View Full Version : Winter Road trip from Idaho to Pennsylvania
11-25-2007, 10:38 AM
I am planning to drive home to Pennsylvania from Idaho about two weeks before Christmas. I've made this trip several times before on I80 and I84. My concern is the weather in mid December. I'm traveling with my 2 year old in my small SUV towing a small uhaul trailer. I'm looking for any advice I can get as far as the best route, alternative routes if there is bad weather, should I stick with the tried and true or is there a better option that would be best no matter what the weather? I am not really on a time restriction, just want to be home before Christmas. I'd appreciate any advice. Thanks.
11-25-2007, 11:06 AM
Welcome to the RTA Forum!
Any cross country route, from I-10 to I-94 can see winter weather in Mid-December, but I-80 is probably the single best one in a very general sense. It has a relatively small change in elevation, and when it does get snow, the snow removal teams in Wyoming, Nebraska, etc are very well equipt to deal with the conditions.
That doesn't mean that you can't see a good storm that will shut down the freeway for a time, however those delays are typically limited to only a day or two in even the worst storms.

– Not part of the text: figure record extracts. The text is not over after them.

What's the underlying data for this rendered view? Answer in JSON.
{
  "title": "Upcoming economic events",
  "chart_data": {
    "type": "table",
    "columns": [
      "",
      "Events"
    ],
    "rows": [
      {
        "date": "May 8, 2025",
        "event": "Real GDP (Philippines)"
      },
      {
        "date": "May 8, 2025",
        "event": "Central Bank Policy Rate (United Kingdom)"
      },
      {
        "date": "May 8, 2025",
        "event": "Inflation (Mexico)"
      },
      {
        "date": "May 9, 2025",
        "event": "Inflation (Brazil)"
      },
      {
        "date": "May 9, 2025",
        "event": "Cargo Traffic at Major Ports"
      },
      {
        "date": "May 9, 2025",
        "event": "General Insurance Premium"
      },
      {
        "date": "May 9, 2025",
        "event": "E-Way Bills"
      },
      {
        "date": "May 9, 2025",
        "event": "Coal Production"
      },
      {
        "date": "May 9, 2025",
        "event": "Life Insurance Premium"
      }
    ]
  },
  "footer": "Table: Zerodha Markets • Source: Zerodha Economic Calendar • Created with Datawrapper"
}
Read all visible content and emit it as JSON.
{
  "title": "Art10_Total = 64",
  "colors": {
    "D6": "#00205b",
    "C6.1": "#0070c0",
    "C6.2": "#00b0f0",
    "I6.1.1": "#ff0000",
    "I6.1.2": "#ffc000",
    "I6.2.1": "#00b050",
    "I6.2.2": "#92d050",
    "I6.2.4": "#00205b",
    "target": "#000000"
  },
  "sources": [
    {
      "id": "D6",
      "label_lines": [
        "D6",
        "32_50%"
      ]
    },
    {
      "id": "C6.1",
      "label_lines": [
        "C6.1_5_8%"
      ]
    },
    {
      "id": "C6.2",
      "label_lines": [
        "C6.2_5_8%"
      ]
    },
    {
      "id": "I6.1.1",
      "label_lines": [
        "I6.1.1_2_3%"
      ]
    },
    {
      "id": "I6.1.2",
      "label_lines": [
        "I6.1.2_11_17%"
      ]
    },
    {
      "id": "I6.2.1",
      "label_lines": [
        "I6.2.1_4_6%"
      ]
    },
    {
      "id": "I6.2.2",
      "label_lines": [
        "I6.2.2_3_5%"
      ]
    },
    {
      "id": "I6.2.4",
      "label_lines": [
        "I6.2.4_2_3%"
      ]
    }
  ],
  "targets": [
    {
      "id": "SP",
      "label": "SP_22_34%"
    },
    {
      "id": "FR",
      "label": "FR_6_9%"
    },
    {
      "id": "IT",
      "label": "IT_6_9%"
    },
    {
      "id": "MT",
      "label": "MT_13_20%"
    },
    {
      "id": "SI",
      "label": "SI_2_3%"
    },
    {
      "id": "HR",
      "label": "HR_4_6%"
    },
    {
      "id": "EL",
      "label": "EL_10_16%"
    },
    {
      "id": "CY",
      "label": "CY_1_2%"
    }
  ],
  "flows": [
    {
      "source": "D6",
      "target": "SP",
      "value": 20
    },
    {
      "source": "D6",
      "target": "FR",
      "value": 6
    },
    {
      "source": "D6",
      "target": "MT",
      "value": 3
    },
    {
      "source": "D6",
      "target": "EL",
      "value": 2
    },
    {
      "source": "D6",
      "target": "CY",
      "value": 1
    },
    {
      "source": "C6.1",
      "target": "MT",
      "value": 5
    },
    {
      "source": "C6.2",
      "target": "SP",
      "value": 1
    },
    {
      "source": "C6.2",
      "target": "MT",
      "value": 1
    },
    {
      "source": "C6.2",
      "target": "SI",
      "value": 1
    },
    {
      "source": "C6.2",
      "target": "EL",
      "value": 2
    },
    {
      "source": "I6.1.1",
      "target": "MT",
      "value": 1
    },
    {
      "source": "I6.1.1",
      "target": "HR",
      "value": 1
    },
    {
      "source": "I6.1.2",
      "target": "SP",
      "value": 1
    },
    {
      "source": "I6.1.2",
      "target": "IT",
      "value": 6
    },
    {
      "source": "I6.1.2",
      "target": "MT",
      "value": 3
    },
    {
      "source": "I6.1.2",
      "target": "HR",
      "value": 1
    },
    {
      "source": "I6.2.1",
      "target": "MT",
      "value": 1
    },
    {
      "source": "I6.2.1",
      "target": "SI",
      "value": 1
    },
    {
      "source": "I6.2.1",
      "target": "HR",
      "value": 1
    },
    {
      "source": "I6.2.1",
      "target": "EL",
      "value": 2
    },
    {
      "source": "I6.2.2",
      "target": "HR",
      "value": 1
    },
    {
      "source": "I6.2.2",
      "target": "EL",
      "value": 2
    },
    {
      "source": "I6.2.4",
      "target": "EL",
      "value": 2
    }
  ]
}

If there is bad weather when you are about to head out on your trip, I'd be looking at I-90 or I-94 as your best detour options.
11-25-2007, 11:56 AM
As Michael has pointed out, it is quite possible for any transcontinental route to experience significant adverse weather in the winter. What would be extremely unusual is for three such routes, separated by several hundred miles, to all experience bad weather at the same time. Fortunately you are in almost the perfect position to take advantage of three such routes. As you and Michael note, I-80 is the most direct at 2250 miles. (I'm using Twin Falls and Scranton/Wilkes-Barre as my end points for mileage purposes.) But if that road is getting snow you can look either north to I-90 (2400 mi.) or south to I-70/I-64/I-81 (2525 mi.) without paying too great a premium on miles, time, or cost. With 300-350 miles separating the northernmost from the southernmost option, I'm sure you will find that one of those routes will work for you when the time comes. As always, your best bet when travelling in winter is to research your options before hand, and then be ready to alter your travel plans as need be. Once on the road, you should also keep these winter driving tips (http://www.roadtripamerica.com/travelplanning/Winter-Driving.htm) in mind.
11-25-2007, 12:17 PM
Thanks for the prompt and helpful responses, I already feel a little less apprehensive.